First of All, on the Mono Lake area, there is strong Pogonip fog in process at 9:30am this morning. If you are traveling into that area by car, turn on your defrosters and heat the windshield,  to prevent glass related ice fogging. The fog should burn off later today. As winds increase due to the upcoming pattern change, the fog should not return tomorrow morning.

Here is the latest update on the upcoming storm and latest Quantitative precipitation Forecast.

The latest precipitation forecast from the California Rivers Forecast center shows very light snowfall developing Tuesday afternoon in the town of mammoth and upper elevations.
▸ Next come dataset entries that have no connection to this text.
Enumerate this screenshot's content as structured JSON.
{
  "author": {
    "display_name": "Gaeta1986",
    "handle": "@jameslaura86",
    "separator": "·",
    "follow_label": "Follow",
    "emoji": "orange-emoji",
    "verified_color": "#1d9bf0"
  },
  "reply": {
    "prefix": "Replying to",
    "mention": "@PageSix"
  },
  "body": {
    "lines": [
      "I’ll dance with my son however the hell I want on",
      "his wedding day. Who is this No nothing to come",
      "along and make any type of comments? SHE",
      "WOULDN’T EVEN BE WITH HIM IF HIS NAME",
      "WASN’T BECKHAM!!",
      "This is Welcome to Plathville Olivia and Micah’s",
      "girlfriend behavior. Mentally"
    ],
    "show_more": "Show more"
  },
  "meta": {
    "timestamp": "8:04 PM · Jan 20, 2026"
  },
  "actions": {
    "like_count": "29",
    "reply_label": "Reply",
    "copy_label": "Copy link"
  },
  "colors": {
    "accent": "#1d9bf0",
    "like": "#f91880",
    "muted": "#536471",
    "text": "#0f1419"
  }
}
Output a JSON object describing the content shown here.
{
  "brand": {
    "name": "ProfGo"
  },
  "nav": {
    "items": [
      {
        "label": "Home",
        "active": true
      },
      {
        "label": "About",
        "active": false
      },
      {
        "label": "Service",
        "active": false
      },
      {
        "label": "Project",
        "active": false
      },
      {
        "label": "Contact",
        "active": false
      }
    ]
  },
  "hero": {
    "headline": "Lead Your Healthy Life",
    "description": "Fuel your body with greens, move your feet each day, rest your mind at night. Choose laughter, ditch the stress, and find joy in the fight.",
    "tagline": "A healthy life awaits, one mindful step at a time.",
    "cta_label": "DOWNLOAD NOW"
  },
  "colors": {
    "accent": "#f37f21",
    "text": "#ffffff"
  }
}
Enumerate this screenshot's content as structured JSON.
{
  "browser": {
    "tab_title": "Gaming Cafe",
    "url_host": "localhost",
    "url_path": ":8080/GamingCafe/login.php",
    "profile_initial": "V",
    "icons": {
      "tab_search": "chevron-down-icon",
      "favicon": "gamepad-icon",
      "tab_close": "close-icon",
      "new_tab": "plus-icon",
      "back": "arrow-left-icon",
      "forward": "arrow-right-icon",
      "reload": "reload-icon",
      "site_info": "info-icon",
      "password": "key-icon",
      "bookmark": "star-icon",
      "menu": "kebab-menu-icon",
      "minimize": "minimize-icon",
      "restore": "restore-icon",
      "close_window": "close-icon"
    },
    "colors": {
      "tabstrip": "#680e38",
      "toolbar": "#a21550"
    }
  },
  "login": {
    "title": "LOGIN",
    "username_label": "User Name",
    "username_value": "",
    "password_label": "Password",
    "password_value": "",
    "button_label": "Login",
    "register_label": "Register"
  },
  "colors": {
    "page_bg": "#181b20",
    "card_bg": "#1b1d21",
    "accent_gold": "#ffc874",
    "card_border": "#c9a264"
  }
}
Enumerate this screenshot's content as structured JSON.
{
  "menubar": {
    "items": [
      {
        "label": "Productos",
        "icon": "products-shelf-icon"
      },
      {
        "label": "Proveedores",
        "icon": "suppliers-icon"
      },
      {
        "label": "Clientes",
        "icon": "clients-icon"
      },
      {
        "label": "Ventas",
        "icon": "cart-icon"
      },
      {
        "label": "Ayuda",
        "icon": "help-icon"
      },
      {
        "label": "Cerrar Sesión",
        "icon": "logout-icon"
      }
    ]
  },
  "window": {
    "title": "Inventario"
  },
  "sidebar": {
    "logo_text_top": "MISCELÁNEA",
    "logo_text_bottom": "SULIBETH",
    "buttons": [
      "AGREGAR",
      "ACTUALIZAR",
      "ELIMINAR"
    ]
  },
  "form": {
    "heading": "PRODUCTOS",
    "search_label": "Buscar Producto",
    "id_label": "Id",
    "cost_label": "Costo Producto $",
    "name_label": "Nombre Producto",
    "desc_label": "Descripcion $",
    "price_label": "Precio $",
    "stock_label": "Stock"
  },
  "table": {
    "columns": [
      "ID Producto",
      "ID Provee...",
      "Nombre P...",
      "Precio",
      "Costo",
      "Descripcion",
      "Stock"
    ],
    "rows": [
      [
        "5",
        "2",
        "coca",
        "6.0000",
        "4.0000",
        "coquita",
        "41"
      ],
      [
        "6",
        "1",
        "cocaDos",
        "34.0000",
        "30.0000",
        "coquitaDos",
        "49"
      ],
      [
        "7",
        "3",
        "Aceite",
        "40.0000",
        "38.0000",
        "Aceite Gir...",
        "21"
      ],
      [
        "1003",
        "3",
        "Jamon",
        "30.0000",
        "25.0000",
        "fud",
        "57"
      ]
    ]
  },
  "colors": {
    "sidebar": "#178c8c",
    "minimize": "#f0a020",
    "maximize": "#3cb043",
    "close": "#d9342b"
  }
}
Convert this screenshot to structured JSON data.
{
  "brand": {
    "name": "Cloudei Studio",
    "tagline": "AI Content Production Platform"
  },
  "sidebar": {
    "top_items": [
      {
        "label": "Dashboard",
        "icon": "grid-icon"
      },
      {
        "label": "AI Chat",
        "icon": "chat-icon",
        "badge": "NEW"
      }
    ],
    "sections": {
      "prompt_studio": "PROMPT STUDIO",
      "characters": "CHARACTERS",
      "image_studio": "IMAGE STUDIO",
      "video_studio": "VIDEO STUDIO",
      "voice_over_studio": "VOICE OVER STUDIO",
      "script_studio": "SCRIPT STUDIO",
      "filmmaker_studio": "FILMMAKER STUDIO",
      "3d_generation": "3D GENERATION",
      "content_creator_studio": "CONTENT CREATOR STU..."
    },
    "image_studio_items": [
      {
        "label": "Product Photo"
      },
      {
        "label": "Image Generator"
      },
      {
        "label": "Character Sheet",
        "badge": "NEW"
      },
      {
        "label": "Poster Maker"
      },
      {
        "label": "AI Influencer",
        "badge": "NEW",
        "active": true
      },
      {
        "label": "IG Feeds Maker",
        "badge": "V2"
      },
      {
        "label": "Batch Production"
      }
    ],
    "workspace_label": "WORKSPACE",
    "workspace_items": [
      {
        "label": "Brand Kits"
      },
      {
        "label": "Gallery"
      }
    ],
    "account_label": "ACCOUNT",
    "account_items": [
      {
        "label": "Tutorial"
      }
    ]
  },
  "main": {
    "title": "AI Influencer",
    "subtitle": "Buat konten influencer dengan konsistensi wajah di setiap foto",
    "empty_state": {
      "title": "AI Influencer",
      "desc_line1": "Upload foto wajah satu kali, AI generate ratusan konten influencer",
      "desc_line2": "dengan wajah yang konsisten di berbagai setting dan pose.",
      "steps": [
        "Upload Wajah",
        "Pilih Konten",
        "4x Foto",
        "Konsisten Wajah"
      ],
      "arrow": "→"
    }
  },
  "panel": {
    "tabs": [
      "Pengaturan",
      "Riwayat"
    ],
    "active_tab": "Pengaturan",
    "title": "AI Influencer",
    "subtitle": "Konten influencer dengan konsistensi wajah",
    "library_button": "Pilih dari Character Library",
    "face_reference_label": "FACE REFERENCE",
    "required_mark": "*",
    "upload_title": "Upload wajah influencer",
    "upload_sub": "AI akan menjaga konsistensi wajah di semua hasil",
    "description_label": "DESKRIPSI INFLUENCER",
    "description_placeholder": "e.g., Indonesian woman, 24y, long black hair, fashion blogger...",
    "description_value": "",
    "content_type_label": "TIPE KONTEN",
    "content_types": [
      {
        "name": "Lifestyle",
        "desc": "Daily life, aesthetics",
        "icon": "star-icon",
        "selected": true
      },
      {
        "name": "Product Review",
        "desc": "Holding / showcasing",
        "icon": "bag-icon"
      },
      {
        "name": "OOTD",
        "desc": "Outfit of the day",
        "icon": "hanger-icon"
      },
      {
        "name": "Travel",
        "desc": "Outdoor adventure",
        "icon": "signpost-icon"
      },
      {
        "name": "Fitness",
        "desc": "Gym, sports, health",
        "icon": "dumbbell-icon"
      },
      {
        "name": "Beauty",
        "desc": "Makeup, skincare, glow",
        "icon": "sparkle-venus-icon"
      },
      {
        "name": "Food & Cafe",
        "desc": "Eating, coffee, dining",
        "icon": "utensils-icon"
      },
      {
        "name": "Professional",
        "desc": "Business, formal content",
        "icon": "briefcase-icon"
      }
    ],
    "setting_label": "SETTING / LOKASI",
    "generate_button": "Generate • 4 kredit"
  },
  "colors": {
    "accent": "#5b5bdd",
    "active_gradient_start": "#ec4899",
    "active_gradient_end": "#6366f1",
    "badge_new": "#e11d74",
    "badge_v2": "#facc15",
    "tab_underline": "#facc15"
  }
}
Amounts will be in the 1 to 2 inch range in town and 3 to 5 inches on Mammoth Mtn by 4:00am Wednesday.  24 hour amounts for Wednesday in town will be in the 4 to 6 inch range with 6  to 12 inches on Mammoth Mtn by 4:00am Thursday.  Thursday; up to a foot in town and 15 to 24 inches over upper elevations. Expect Platinum Powder conditions Friday with Snow to water ratios possible at 15:1. So another foot is possible by Christmas morning on old Woolly. During the period Saturday through Tuesday Am, an additional 1 to 2 feet is possible over the upper elevations between Christmas and the following Tuesday. Of course all this will be subject to change as new guidance comes out every morning.


Evolution of pattern:

The latest  GFS ensemble run begins to show some hint of where the pattern is going.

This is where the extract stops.